本日7月15日、23時45分ちょうど。ここから徒歩約10分の泥沼公園で身体の異変に気付き、トイレに駆け込もうとしたが間に合わず公園内の草むらでそのまま倒れて死亡。死因は心臓麻痺と糖尿病と巨大口内炎をブレンドした俺オリジナルの死因=ハートスイートチョコレートボム。

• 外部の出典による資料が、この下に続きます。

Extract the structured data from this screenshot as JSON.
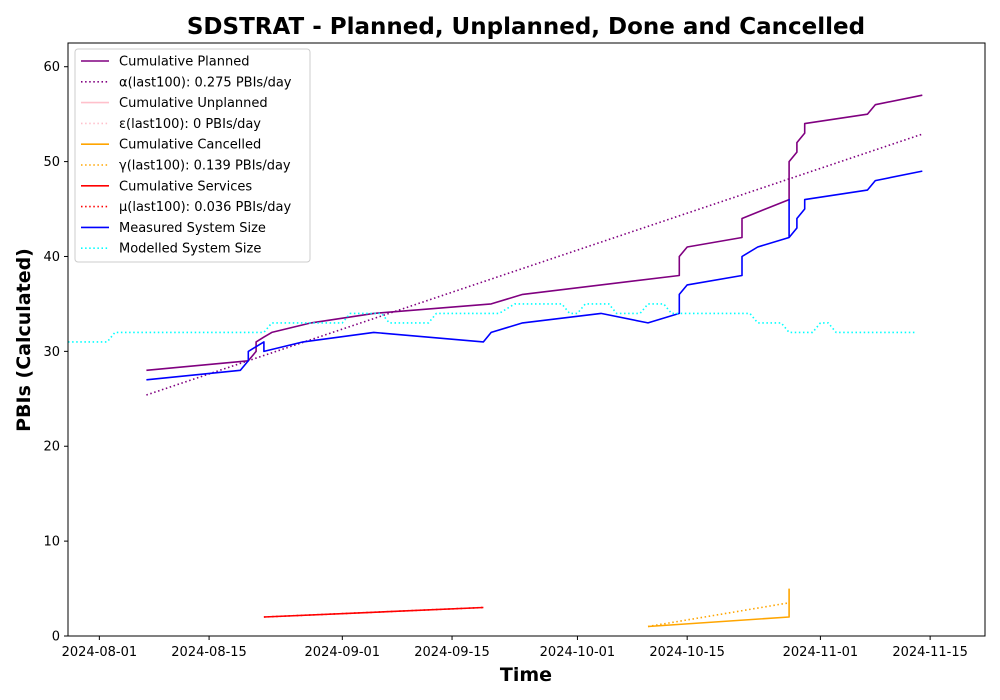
{
  "chart_data": {
    "type": "line",
    "title": "SDSTRAT - Planned, Unplanned, Done  and Cancelled",
    "xlabel": "Time",
    "ylabel": "PBIs (Calculated)",
    "xlim": [
      "2024-07-28",
      "2024-11-22"
    ],
    "ylim": [
      0,
      62.5
    ],
    "x_ticks": [
      "2024-08-01",
      "2024-08-15",
      "2024-09-01",
      "2024-09-15",
      "2024-10-01",
      "2024-10-15",
      "2024-11-01",
      "2024-11-15"
    ],
    "y_ticks": [
      0,
      10,
      20,
      30,
      40,
      50,
      60
    ],
    "grid": false,
    "legend_position": "top-left",
    "series": [
      {
        "name": "Cumulative Planned",
        "color": "#800080",
        "style": "solid",
        "points": [
          [
            "2024-08-07",
            28
          ],
          [
            "2024-08-20",
            29
          ],
          [
            "2024-08-21",
            30
          ],
          [
            "2024-08-21",
            31
          ],
          [
            "2024-08-22",
            31.5
          ],
          [
            "2024-08-23",
            32
          ],
          [
            "2024-08-28",
            33
          ],
          [
            "2024-09-05",
            34
          ],
          [
            "2024-09-20",
            35
          ],
          [
            "2024-09-24",
            36
          ],
          [
            "2024-10-14",
            38
          ],
          [
            "2024-10-14",
            40
          ],
          [
            "2024-10-15",
            41
          ],
          [
            "2024-10-22",
            42
          ],
          [
            "2024-10-22",
            44
          ],
          [
            "2024-10-25",
            45
          ],
          [
            "2024-10-28",
            46
          ],
          [
            "2024-10-28",
            50
          ],
          [
            "2024-10-29",
            51
          ],
          [
            "2024-10-29",
            52
          ],
          [
            "2024-10-30",
            53
          ],
          [
            "2024-10-30",
            54
          ],
          [
            "2024-11-07",
            55
          ],
          [
            "2024-11-08",
            56
          ],
          [
            "2024-11-14",
            57
          ]
        ]
      },
      {
        "name": "α(last100): 0.275 PBIs/day",
        "color": "#800080",
        "style": "dotted",
        "points": [
          [
            "2024-08-07",
            25.4
          ],
          [
            "2024-11-14",
            52.9
          ]
        ]
      },
      {
        "name": "Cumulative Unplanned",
        "color": "#ffc0cb",
        "style": "solid",
        "points": []
      },
      {
        "name": "ε(last100): 0 PBIs/day",
        "color": "#ffc0cb",
        "style": "dotted",
        "points": []
      },
      {
        "name": "Cumulative Cancelled",
        "color": "#ffa500",
        "style": "solid",
        "points": [
          [
            "2024-10-10",
            1
          ],
          [
            "2024-10-28",
            2
          ],
          [
            "2024-10-28",
            5
          ]
        ]
      },
      {
        "name": "γ(last100): 0.139 PBIs/day",
        "color": "#ffa500",
        "style": "dotted",
        "points": [
          [
            "2024-10-10",
            1
          ],
          [
            "2024-10-28",
            3.5
          ]
        ]
      },
      {
        "name": "Cumulative Services",
        "color": "#ff0000",
        "style": "solid",
        "points": [
          [
            "2024-08-22",
            2
          ],
          [
            "2024-09-19",
            3
          ]
        ]
      },
      {
        "name": "μ(last100): 0.036 PBIs/day",
        "color": "#ff0000",
        "style": "dotted",
        "points": [
          [
            "2024-08-22",
            2
          ],
          [
            "2024-09-19",
            3
          ]
        ]
      },
      {
        "name": "Measured System Size",
        "color": "#0000ff",
        "style": "solid",
        "points": [
          [
            "2024-08-07",
            27
          ],
          [
            "2024-08-19",
            28
          ],
          [
            "2024-08-20",
            29
          ],
          [
            "2024-08-20",
            30
          ],
          [
            "2024-08-22",
            31
          ],
          [
            "2024-08-22",
            30
          ],
          [
            "2024-08-27",
            31
          ],
          [
            "2024-09-05",
            32
          ],
          [
            "2024-09-19",
            31
          ],
          [
            "2024-09-20",
            32
          ],
          [
            "2024-09-24",
            33
          ],
          [
            "2024-10-04",
            34
          ],
          [
            "2024-10-10",
            33
          ],
          [
            "2024-10-14",
            34
          ],
          [
            "2024-10-14",
            36
          ],
          [
            "2024-10-15",
            37
          ],
          [
            "2024-10-22",
            38
          ],
          [
            "2024-10-22",
            40
          ],
          [
            "2024-10-24",
            41
          ],
          [
            "2024-10-28",
            42
          ],
          [
            "2024-10-28",
            46
          ],
          [
            "2024-10-28",
            42
          ],
          [
            "2024-10-29",
            43
          ],
          [
            "2024-10-29",
            44
          ],
          [
            "2024-10-30",
            45
          ],
          [
            "2024-10-30",
            46
          ],
          [
            "2024-11-07",
            47
          ],
          [
            "2024-11-08",
            48
          ],
          [
            "2024-11-14",
            49
          ]
        ]
      },
      {
        "name": "Modelled System Size",
        "color": "#00ffff",
        "style": "dotted",
        "points": [
          [
            "2024-07-28",
            31
          ],
          [
            "2024-08-02",
            31
          ],
          [
            "2024-08-03",
            32
          ],
          [
            "2024-08-22",
            32
          ],
          [
            "2024-08-23",
            33
          ],
          [
            "2024-09-01",
            33
          ],
          [
            "2024-09-02",
            34
          ],
          [
            "2024-09-06",
            34
          ],
          [
            "2024-09-07",
            33
          ],
          [
            "2024-09-12",
            33
          ],
          [
            "2024-09-13",
            34
          ],
          [
            "2024-09-21",
            34
          ],
          [
            "2024-09-23",
            35
          ],
          [
            "2024-09-29",
            35
          ],
          [
            "2024-09-30",
            34
          ],
          [
            "2024-10-01",
            34
          ],
          [
            "2024-10-02",
            35
          ],
          [
            "2024-10-05",
            35
          ],
          [
            "2024-10-06",
            34
          ],
          [
            "2024-10-09",
            34
          ],
          [
            "2024-10-10",
            35
          ],
          [
            "2024-10-12",
            35
          ],
          [
            "2024-10-13",
            34
          ],
          [
            "2024-10-23",
            34
          ],
          [
            "2024-10-24",
            33
          ],
          [
            "2024-10-27",
            33
          ],
          [
            "2024-10-28",
            32
          ],
          [
            "2024-10-31",
            32
          ],
          [
            "2024-11-01",
            33
          ],
          [
            "2024-11-02",
            33
          ],
          [
            "2024-11-03",
            32
          ],
          [
            "2024-11-13",
            32
          ]
        ]
      }
    ]
  }
}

さすがに、早急な依頼すぎて死因が特定される危険性があったため、敢えて複雑にした。もちろん口内炎は遊び心だ。


我ながら完璧な味付けだ。

そのまま帰って寝ようとしたが、

一応念のため死体を確認しに行くことにした。

いつもは死体の確認なんかしないのだが、

この日は何故かすることに。


レストランに鍵をして表に出る。

今夜も一段と暑苦しい。

昼間とは違ったドロっとした熱が身体にまとわりつく。

そんな熱帯夜の中、公園まで歩いて向かう。

レストランから泥沼公園まですぐだ。

公園に到着するとまず、当たりを確認する。

さすがにこんな時間には誰もいるはずがない。

そしてトイレの近くの草むらを探す。

万が一誰か来るとやっかいだ。

手短に済ませなければと思っていると、草むらに人のようなものを見つける。

そこに倒れていたのは、例の45番テーブルの男だった。


死亡確認。


誰かに見られるとまずい。

明日も早いし、とっとと帰ろう。

すると、死体の近くで微かに物音がする。


ーーザザッーー


今なんか物音がしたような?

まさか死体が動くわけないよな。

そうだよきっと野良猫だよ。


俺はゆっくりと振り向いた。

ベタなホラー映画ばりにゆっくりと。

しかし次の瞬間そのまさかの光景が飛び込んできた。

まるで生まれたての小鹿のようにヨロヨロと動き出す死体。


なに?生きてる!


名探偵のように頭をフル回転させる。

そんな馬鹿な。あり得ない。

しっかり”調味料”は分量通り。

生きてるはずがない。

使用した調味料を思い出すがこれといってミスはなかった。

毒耐性か。

いやいやフルフルじゃあるまいし。

頭の中で謎という名の渦がどんどん広がっていく。

こんなことしている暇はない。

急いで死体の方に走る。

もちろんトドメを刺すためだ。

もちろん自ら手を汚すなんて不本意だし、

もちろんそんなことをしたことがない。

しかしこの状態で思考を巡らせる余裕もなく、俺は全力で死体に飛び込むしか頭になかった。


死体も俺に気づいたのか、全力で走っていく。

しかし毒のせいかヨロヨロと蛇行しながら走るそれはまさに子鹿そのものだった。

それでも子鹿なりに全力で走ろうとしている。


勝機。


俺の頭の中には、

『コロス』

の三文字しかない。

一気に仕留めてやる。


だが、俺はとても大切なことを忘れていた。


俺は足が非常に遅かった……。

どれくらい遅いかと言うと、

通勤ラッシュの早歩きのサラリーマンより遅い。

チョ○Qよりも遅い。

それは当たり前だ。

兎に角、亀よりは早いが、ものすごい遅いのだ。


一向に蹌踉めく死体にも追いつかない。

全力で走るのに必死で、

気がつくと死体は姿を消していた。


『……………』


「NOーーーーーーー!!」

やばいヤバイヤバすぎる!


沈黙の後、思わず心の中で大声をあげてしまった。